Wesentlich ist der Live-Charakter
Prof. Ulrich Rademacher, der Vorsitzende von „Jugend musiziert“, fasste die zurückliegenden Entscheidungen in einer Presseerklärung nochmals zusammen: „Die Fürsorgepflicht den ‚Jugend musiziert‘-Gästen gegenüber gebietet es, den Bundeswettbewerb ‚Jugend musiziert‘ 2020 abzusagen. Als europaweit strahlendes Leuchtturm-Projekt steht ‚Jugend musiziert‘ in besonderer Verantwortung seinen Teilnehmer*innen und Förderern gegenüber. Alle für die inhaltliche Planung und Durchführung Verantwortliche können nachfühlen, wie groß die Enttäuschung der jungen herausragenden Musikerinnen und Musiker ist, denen nun die Präsentation ihres musikalischen Könnens im bundesweiten Vergleich miteinander verwehrt ist.
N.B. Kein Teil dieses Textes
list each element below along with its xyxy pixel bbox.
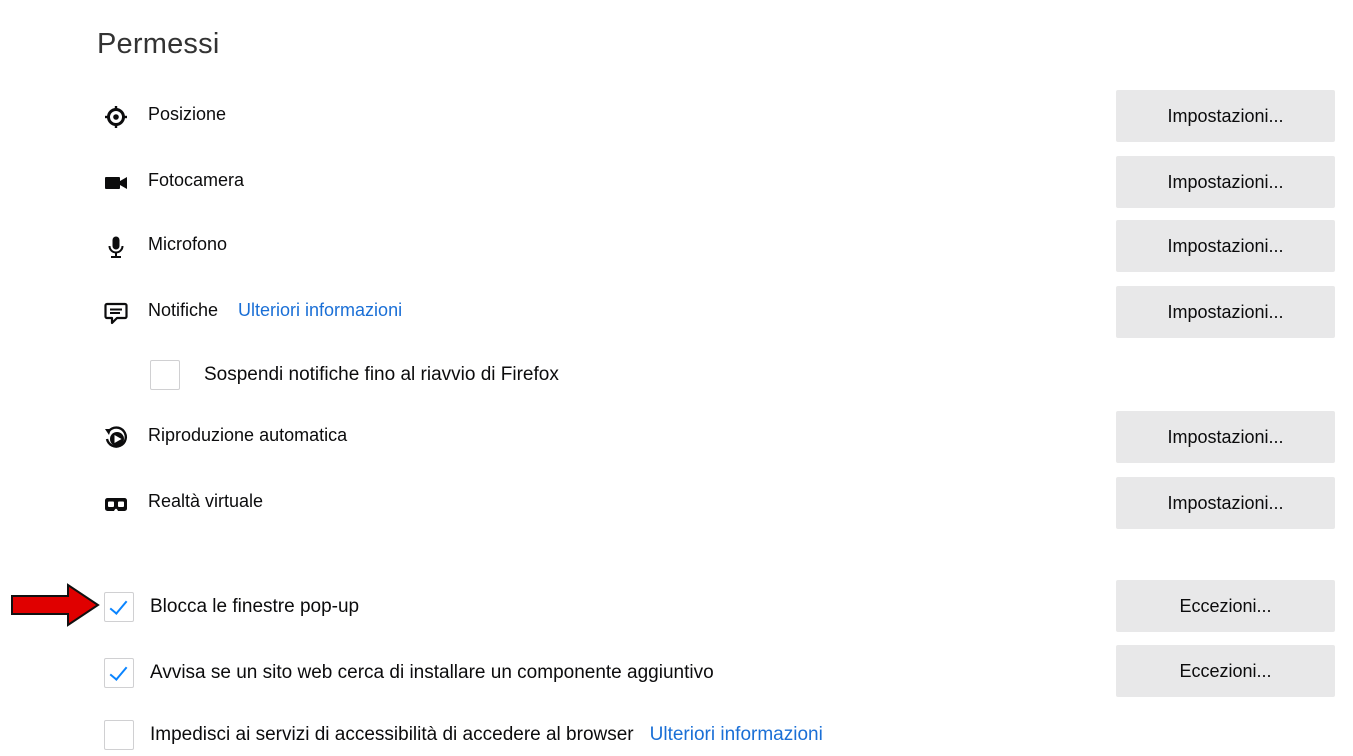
notifications-learn-more-link[interactable]: Ulteriori informazioni (238, 300, 402, 320)
warn-addons-label: Avvisa se un sito web cerca di installar… (150, 662, 714, 683)
permission-row-autoplay: Riproduzione automatica Impostazioni... (0, 410, 1353, 464)
permission-label-autoplay: Riproduzione automatica (148, 425, 348, 445)
permission-row-camera: Fotocamera Impostazioni... (0, 155, 1353, 209)
notifications-settings-button[interactable]: Impostazioni... (1116, 286, 1335, 338)
annotation-arrow-icon (11, 583, 100, 627)
permission-label-notifications: Notifiche Ulteriori informazioni (148, 300, 402, 321)
permissions-page: Permessi Posizione Impostazioni... Fotoc… (0, 0, 1353, 756)
microphone-settings-button[interactable]: Impostazioni... (1116, 220, 1335, 272)
location-icon (105, 106, 127, 128)
block-popups-exceptions-button[interactable]: Eccezioni... (1116, 580, 1335, 632)
warn-addons-checkbox[interactable] (104, 658, 134, 688)
vr-settings-button[interactable]: Impostazioni... (1116, 477, 1335, 529)
section-title: Permessi (97, 28, 220, 60)
permission-row-microphone: Microfono Impostazioni... (0, 219, 1353, 273)
vr-icon (105, 498, 127, 511)
warn-addons-exceptions-button[interactable]: Eccezioni... (1116, 645, 1335, 697)
block-popups-label: Blocca le finestre pop-up (150, 596, 360, 617)
camera-settings-button[interactable]: Impostazioni... (1116, 156, 1335, 208)
accessibility-learn-more-link[interactable]: Ulteriori informazioni (650, 724, 823, 745)
permission-row-location: Posizione Impostazioni... (0, 89, 1353, 143)
permission-label-location: Posizione (148, 104, 227, 124)
notification-icon (104, 302, 128, 325)
suspend-notifications-label: Sospendi notifiche fino al riavvio di Fi… (204, 364, 559, 385)
suspend-notifications-checkbox[interactable] (150, 360, 180, 390)
autoplay-icon (105, 426, 127, 448)
permission-label-camera: Fotocamera (148, 170, 245, 190)
permission-row-vr: Realtà virtuale Impostazioni... (0, 476, 1353, 530)
permission-row-notifications: Notifiche Ulteriori informazioni Impostaz… (0, 285, 1353, 339)
block-accessibility-checkbox[interactable] (104, 720, 134, 750)
camera-icon (105, 177, 127, 189)
block-accessibility-label-text: Impedisci ai servizi di accessibilità di… (150, 724, 634, 745)
permission-label-microphone: Microfono (148, 234, 228, 254)
microphone-icon (108, 236, 124, 258)
location-settings-button[interactable]: Impostazioni... (1116, 90, 1335, 142)
block-popups-checkbox[interactable] (104, 592, 134, 622)
notifications-label-text: Notifiche (148, 300, 219, 320)
block-accessibility-label: Impedisci ai servizi di accessibilità di… (150, 724, 823, 746)
autoplay-settings-button[interactable]: Impostazioni... (1116, 411, 1335, 463)
permission-label-vr: Realtà virtuale (148, 491, 264, 511)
Aber der jährliche Bundeswettbewerb ist weit mehr als ein Leistungsvergleich der Bundesspitze vor einer hochkarätigen Fachjury, die über Preise und weitere Fördermaßnahmen entscheidet. Er ist vor allem ein Musikfest, das von persönlicher Begegnung der Teilnehmenden untereinander, mit Eltern, Lehrenden, Jurymitgliedern, Publikum und schließlich mit den Menschen sowie der speziellen Atmosphäre der gastgebenden Stadt lebt. Ein solcher Wettbewerb ist in der Corona-Krise nicht möglich. Dazu kommt, dass mit der Absage der meisten Landeswettbewerbe der Vergleich fehlt, der jeder Teilnahme am Bundeswettbewerb vorausgehen muss. Es gilt dieser außergewöhnlichen Situation gerecht zu werden; auch wenn die Absage des 57. Bundeswettbewerbs schweren Herzens erfolgt.“
Wie geht es weiter? Gibt es einen Plan „B“? Kann man den Bundeswettbewerb verschieben? Solche Fragen erreichen die Bundesgeschäftsstelle in diesen Tagen verstärkt. „Jugend musiziert“ steht in regelmäßigem Austausch mit dem Projektbeirat, allen Partnern und Zuwendungsgebern, um eben diese Fragen schnellstmöglich zu klären. Aber: Das heißt nicht, dass inmitten Niedergeschlagenheit, die alle Mitwirkenden der großen „Jugend musiziert“-Familie erfasst hat, nicht auch neue Ideen geboren werden. Wie auch immer die Antworten aussehen können: Die Leser*innen der nmz werden es an dieser Stelle erfahren.